We wouldn’t let the vampires, and the ghouls and the evil doers out there even get within spitting distance of our lovely Princess Eleanor, we’d cast them asunder, if the grampas have anything to do with it, provided our joints could still muster up a good casting out, but hell, her Dad is a lot younger than I am, but we grampas are with you in spirit! We are all for casting out evil doers but our backs ain’t what they used to be but I again, again, as always digress… 

Don’t all of Princess Eleanor’s little fellow travelers, fellow spirits, fellow souls deserve the same protection and affirmation and devotion to their sacred paths as we have committed to our lovely and oh so scrumptious Princess Eleanor so she can wear her tiara without a care in the world, because it makes her feel like a princess and that’s the least that life can do? Darn it all, having to learn how to eat with utensils, and sit on the potty, and change your underwear and go to bed when your sister does, and all the other indignities that this human flesh is heir to…Little Darling Princess Eleanor wakes up and puts her tiara on and goes about her day and that, friends, is that. She suffers the intrusions of parental guidance as we all must do, but she mustn’t be delayed. Any protracted delays and then her kingdom becomes full of tantrums and tears and a little transient sadness that she is not the Princess of All Things, just her kingdom, and that is a super important lesson for all Princes and Princesses to learn…but here I go, mired in another digression…the point beyond Princesses and tiaras and kingdoms… 

All we should ask of one another, of people who are sacredly entrusted with caring for each other in a world where so much can go horribly wrong and where justice is in such short supply, is to apply to each little soul that comes our way the same acceptance and love and dignity that we give to Princess Eleanor, and all the other little transforming souls we come across. We rely on each for acceptance, and dignity and understanding. It is fundamental and it is the bedrock upon which our Princes and Princesses build their hopeful, shining lives upon. To be decent. To be understanding that this world so often is unrelenting, and punishing, and completely and utterly unfair, for everyone. We don’t know what each other are going through, this much is 100% guaranteed. It’s easy to get caught up in all the projection and fear that this world is pulling us into.  

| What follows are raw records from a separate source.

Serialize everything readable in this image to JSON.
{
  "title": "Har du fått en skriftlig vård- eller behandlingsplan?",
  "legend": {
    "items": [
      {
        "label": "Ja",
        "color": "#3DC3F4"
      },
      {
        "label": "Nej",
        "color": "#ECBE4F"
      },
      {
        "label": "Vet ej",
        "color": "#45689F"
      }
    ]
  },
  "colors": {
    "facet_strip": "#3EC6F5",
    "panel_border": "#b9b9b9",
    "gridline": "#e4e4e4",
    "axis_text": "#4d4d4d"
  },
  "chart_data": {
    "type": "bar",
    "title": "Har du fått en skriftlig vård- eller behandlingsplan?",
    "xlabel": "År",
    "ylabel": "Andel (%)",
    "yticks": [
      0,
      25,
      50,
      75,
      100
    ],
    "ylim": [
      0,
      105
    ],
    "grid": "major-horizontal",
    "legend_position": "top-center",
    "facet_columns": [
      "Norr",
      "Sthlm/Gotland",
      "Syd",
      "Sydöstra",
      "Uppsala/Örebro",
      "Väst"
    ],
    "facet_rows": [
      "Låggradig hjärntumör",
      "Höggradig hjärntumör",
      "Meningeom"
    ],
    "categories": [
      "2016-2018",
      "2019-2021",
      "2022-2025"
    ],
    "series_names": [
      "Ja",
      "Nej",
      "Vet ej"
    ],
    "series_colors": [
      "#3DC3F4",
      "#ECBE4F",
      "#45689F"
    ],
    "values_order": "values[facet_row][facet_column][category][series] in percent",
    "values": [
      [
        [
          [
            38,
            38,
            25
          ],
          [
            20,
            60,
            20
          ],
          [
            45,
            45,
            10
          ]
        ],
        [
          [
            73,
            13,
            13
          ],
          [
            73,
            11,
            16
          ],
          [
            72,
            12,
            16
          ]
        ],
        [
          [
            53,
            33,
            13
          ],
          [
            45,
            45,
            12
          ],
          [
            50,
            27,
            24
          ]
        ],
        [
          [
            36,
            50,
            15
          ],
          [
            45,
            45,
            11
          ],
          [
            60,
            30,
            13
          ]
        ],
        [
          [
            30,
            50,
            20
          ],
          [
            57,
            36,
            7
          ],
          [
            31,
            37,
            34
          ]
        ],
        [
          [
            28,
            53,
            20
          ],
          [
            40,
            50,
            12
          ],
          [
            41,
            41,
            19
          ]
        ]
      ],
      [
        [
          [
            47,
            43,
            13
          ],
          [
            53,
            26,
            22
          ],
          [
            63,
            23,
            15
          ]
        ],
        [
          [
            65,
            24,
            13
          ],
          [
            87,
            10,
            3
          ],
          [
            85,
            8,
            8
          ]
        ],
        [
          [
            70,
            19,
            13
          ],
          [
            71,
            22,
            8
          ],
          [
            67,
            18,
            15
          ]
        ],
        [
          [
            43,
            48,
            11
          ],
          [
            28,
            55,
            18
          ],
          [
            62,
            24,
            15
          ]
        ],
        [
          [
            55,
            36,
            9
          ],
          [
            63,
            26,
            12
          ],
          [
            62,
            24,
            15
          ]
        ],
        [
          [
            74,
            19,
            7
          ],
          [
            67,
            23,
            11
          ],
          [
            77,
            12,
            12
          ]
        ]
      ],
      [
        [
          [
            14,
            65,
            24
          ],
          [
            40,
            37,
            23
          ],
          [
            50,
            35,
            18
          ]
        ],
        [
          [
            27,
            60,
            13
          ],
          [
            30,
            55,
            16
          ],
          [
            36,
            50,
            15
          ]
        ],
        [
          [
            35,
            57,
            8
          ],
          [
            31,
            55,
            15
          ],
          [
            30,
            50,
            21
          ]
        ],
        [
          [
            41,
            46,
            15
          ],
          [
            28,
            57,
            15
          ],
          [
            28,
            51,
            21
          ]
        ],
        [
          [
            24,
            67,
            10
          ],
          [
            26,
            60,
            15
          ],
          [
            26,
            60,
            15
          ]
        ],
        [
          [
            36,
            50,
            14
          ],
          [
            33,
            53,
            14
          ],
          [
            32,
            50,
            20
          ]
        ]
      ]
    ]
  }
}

So few children have a place to become a Princess like our loving Princess Eleanor has had. So many have a completely uphill battle right from jump street to love and embrace themselves and fight for dignity when it gets denied to them by a society which wants to categorize them and belittle the outliers, the one’s that are different. So we have this sacred honor, that goes well beyond the honor of country, or political affiliation or personal preference. This sacred honor is to each other, as souls on the same temporal, uncertain path to do what we can for each other, while we can, working out our salvation in fear and trembling, as the Swedish philosopher Kierkegaard pointed out. 

And then we will be good citizens, and good subjects in the lands of Princess Eleanor, and all of those who are trying valiantly to be true to themselves. Who is to say who that person is, but the soul that inhabits it, and all of us should understand that as if we are ourselves were souls being transformed on a journey.